Even the author of the Code, Manu himself, the son of Vivasvat, would be distracted from honour when parted from his own dear, virtuous son --  and he knew about 'superior' and 'inferior,' and about the mighty Lord of creatures, institutor of the ten chieftains. 

"I envy that monarch, the wise son of king Aga, a friend of Indra who, when his son went into the forest, himself went off to heaven without dragging out his miserable life in useless weeping.

"Describe to me, dear horse, the court of that hermitage where you carried the one who is like the water that will extinguish my funeral pyre [as my final funeral oblation] for my vital 'winds' are all ready to depart and are so eager for that water that they long to drink it right this very moment!

Thus was the king, in his grief at being separated from his son, losing all innate self-control.  Normally as steadfast as the earth, he was loudly wailing and behaving as distraughtly as Dasaratha falling prey to fatherly sorrow for his son, Rama.

Then the wise counselor endowed with religious learning, courtesy, and virtue, along with the old family priest, spoke to him as was proper (under the circumstances) using carefully chosen words, their faces neither overwhelmed by grief nor yet entirely unmoved.

"Stop your grieving, Most Noble of Men, and regain your composure.  Surely such an indomitable hero as yourself shed tears like a person with no self-control. There have been many kings on this earth who have gone into the forests and thrown away their regal attire like a crushed wreath.

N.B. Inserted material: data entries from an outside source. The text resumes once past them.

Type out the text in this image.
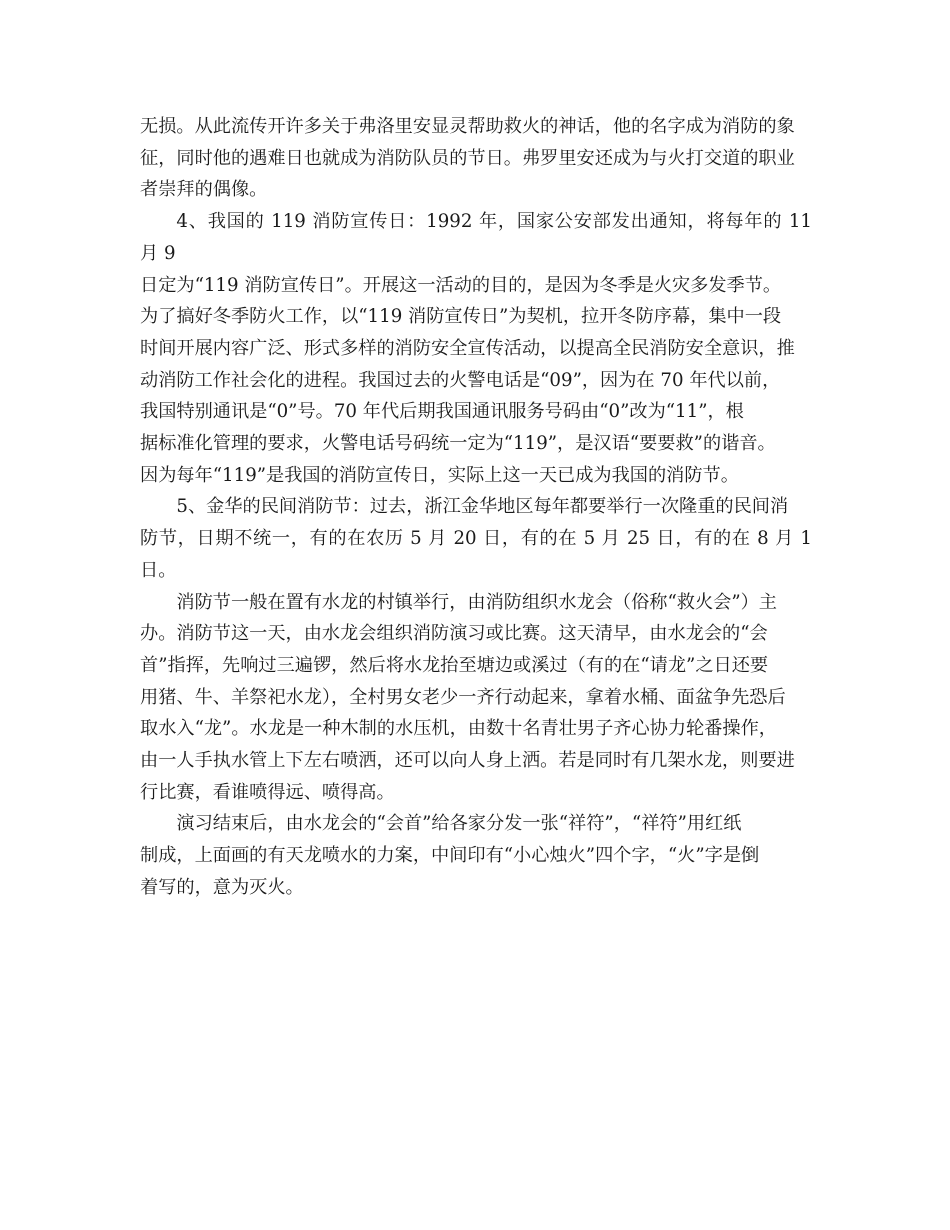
无损。从此流传开许多关于弗洛里安显灵帮助救火的神话，他的名字成为消防的象
征，同时他的遇难日也就成为消防队员的节日。弗罗里安还成为与火打交道的职业
者崇拜的偶像。

4、我国的 119 消防宣传日：1992 年，国家公安部发出通知，将每年的 11 月 9
日定为“119 消防宣传日”。开展这一活动的目的，是因为冬季是火灾多发季节。
为了搞好冬季防火工作，以“119 消防宣传日”为契机，拉开冬防序幕，集中一段
时间开展内容广泛、形式多样的消防安全宣传活动，以提高全民消防安全意识，推
动消防工作社会化的进程。我国过去的火警电话是“09”，因为在 70 年代以前，
我国特别通讯是“0”号。70 年代后期我国通讯服务号码由“0”改为“11”，根
据标准化管理的要求，火警电话号码统一定为“119”，是汉语“要要救”的谐音。
因为每年“119”是我国的消防宣传日，实际上这一天已成为我国的消防节。

5、金华的民间消防节：过去，浙江金华地区每年都要举行一次隆重的民间消
防节，日期不统一，有的在农历 5 月 20 日，有的在 5 月 25 日，有的在 8 月 1 日。

消防节一般在置有水龙的村镇举行，由消防组织水龙会（俗称“救火会”）主
办。消防节这一天，由水龙会组织消防演习或比赛。这天清早，由水龙会的“会
首”指挥，先响过三遍锣，然后将水龙抬至塘边或溪过（有的在“请龙”之日还要
用猪、牛、羊祭祀水龙），全村男女老少一齐行动起来，拿着水桶、面盆争先恐后
取水入“龙”。水龙是一种木制的水压机，由数十名青壮男子齐心协力轮番操作，
由一人手执水管上下左右喷洒，还可以向人身上洒。若是同时有几架水龙，则要进
行比赛，看谁喷得远、喷得高。

演习结束后，由水龙会的“会首”给各家分发一张“祥符”，“祥符”用红纸
制成，上面画的有天龙喷水的力案，中间印有“小心烛火”四个字，“火”字是倒
着写的，意为灭火。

"Besides, his current state of mind was all predetermined.  Remember those long ago words  of holy sage, Asita's: 'He will never be made to dwell contentedly even for one moment, either in heaven or in an emperor's domain.'

"But if, Best of Men, the effort must be made, just say the word and we two will leave together right away.  The battle for your son and his fate, whatever it may be, will be waged on every front."

Then the king commanded,  "Both of you go quickly for my heart will not rest in peace any more than that of the bird in the woods that longs for its chick."

Promptly following the king's orders, the counselor and the family priest went off to that forest.  With that, the king said, "Enough," and accompanied by his wives and queen went off to  perform the rest of the interrupted ritual.